Firm: Diller Scofidio + Renfro
Type: Cultural › Cultural Center Gallery Hall/Theater Educational › Library
STATUS: Built
YEAR: 2016
Photos: Iwan Baan (15)
At the meeting point between the City of Berkeley and the historic University campus, the new BAMPFA stands as a bridge institution, balancing civic and university interests, aligning its location with its mission as a nexus of aesthetic experience and critical discourse for the university and the community. The 1939 University of California Press Building, an industrial space with an expressive steel frame and a series of sawtooth north-facing skylights, has been re-purposed to house galleries, a small theater, art-making lab, and other amenities. It is sliced by a new structure – a cipher -- housing a film theater, film library, multiple study centers, and café. The soft, supple body of the cipher is draped between adjacent orthogonal buildings and snagged on their sharp corners, creating a dramatic public spine. This radical overlay of old and new creates dynamic intersections – across time-periods, styles, disciplines, and programs – while facilitating a cultural hub with a more porous interface with the street.

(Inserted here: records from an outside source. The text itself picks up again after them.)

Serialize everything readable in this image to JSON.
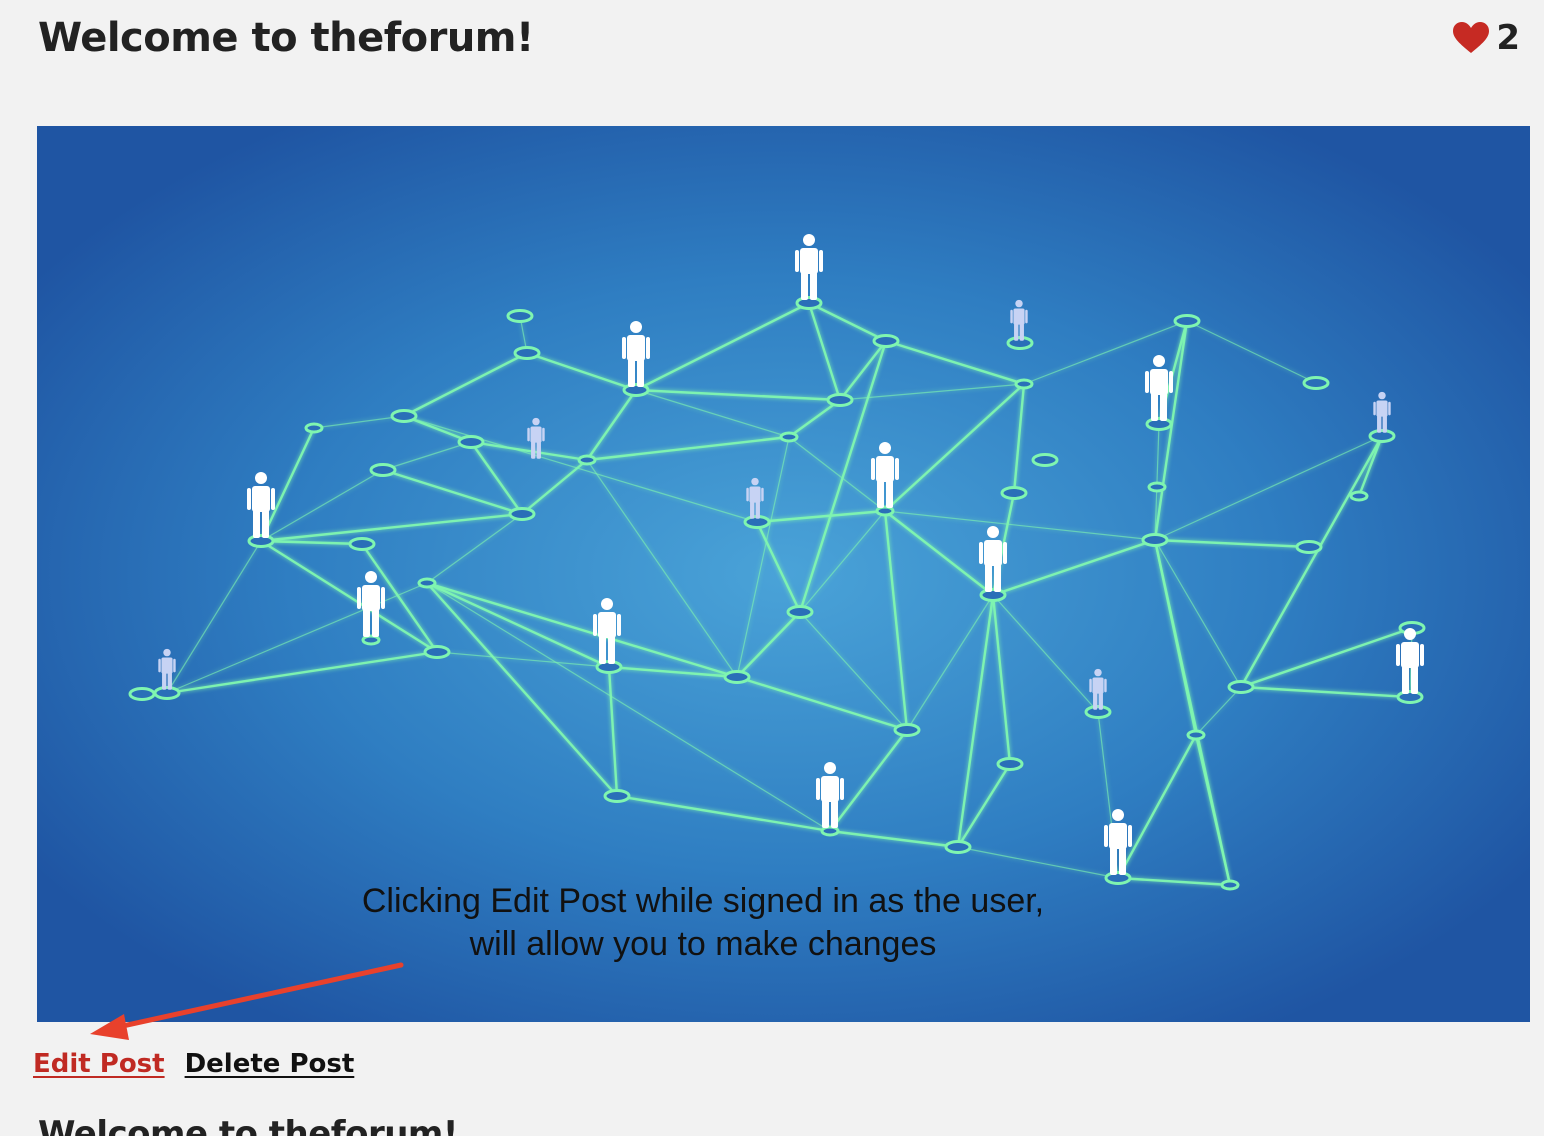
{
  "post": {
    "title": "Welcome to theforum!",
    "like_count": "2",
    "like_icon": "heart-icon",
    "like_color": "#c62a23",
    "image": {
      "description_icon": "network-people-illustration",
      "background_color": "#2a6fb8",
      "line_color": "#7ff5b0",
      "caption_line1": "Clicking Edit Post while signed in as the user,",
      "caption_line2": "will allow you to make changes"
    },
    "actions": {
      "edit_label": "Edit Post",
      "delete_label": "Delete Post"
    },
    "body_heading": "Welcome to theforum!"
  },
  "annotation": {
    "arrow_color": "#e8412c"
  }
}
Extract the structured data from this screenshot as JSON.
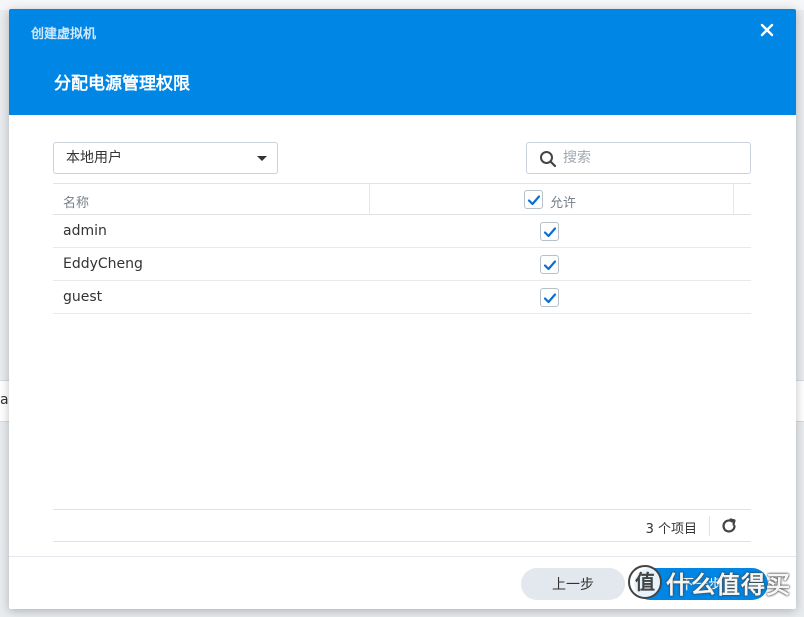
{
  "window": {
    "app_title": "创建虚拟机",
    "step_title": "分配电源管理权限"
  },
  "filter": {
    "selected": "本地用户"
  },
  "search": {
    "placeholder": "搜索",
    "value": ""
  },
  "table": {
    "columns": {
      "name": "名称",
      "allow": "允许"
    },
    "rows": [
      {
        "name": "admin",
        "allowed": true
      },
      {
        "name": "EddyCheng",
        "allowed": true
      },
      {
        "name": "guest",
        "allowed": true
      }
    ],
    "footer": {
      "count_label": "3 个项目"
    }
  },
  "buttons": {
    "prev": "上一步",
    "next": "下一步"
  },
  "watermark": {
    "text": "什么值得买",
    "logo_char": "值"
  },
  "background": {
    "partial_char": "a"
  },
  "colors": {
    "accent": "#0086e5",
    "check": "#0a6fd1"
  }
}
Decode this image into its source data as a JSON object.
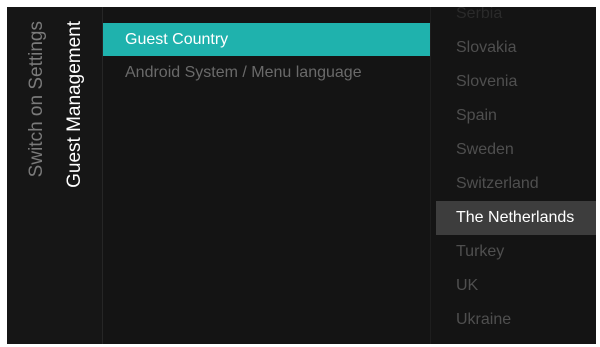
{
  "breadcrumb": {
    "parent": "Switch on Settings",
    "current": "Guest Management"
  },
  "menu": {
    "items": [
      {
        "label": "Guest Country",
        "active": true
      },
      {
        "label": "Android System / Menu language",
        "active": false
      }
    ]
  },
  "countries": {
    "items": [
      "Serbia",
      "Slovakia",
      "Slovenia",
      "Spain",
      "Sweden",
      "Switzerland",
      "The Netherlands",
      "Turkey",
      "UK",
      "Ukraine"
    ],
    "selected": "The Netherlands"
  },
  "colors": {
    "accent": "#1fb2ad",
    "background": "#141414",
    "selected_row": "#3d3d3d"
  }
}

Through a language of adaptive reuse, strategic excavation and surgical addition, the former Press Building will house eight galleries of varying sizes and characteristics, including an abundance of daylight. The form of the Osher Theater reinterprets the 1930’s Streamline Moderne style of the Press Building in a contemporary language of ruled surfaces and precision-formed stainless steel. The sleek outer body is echoed by a striated interior and the warm-colored highlights line the inside of the silvery shell. On the Addison Street end, the cipher hovers above an open excavation, exposing the library and study centers to passersby. The north end of the cipher contains a large format projection screen within and a corresponding high resolution LED screen outside for free, public viewing. At the opposite end, the new form is counterbalanced by a café dramatically cantilevered over Center Street serving as the museum’s marquee.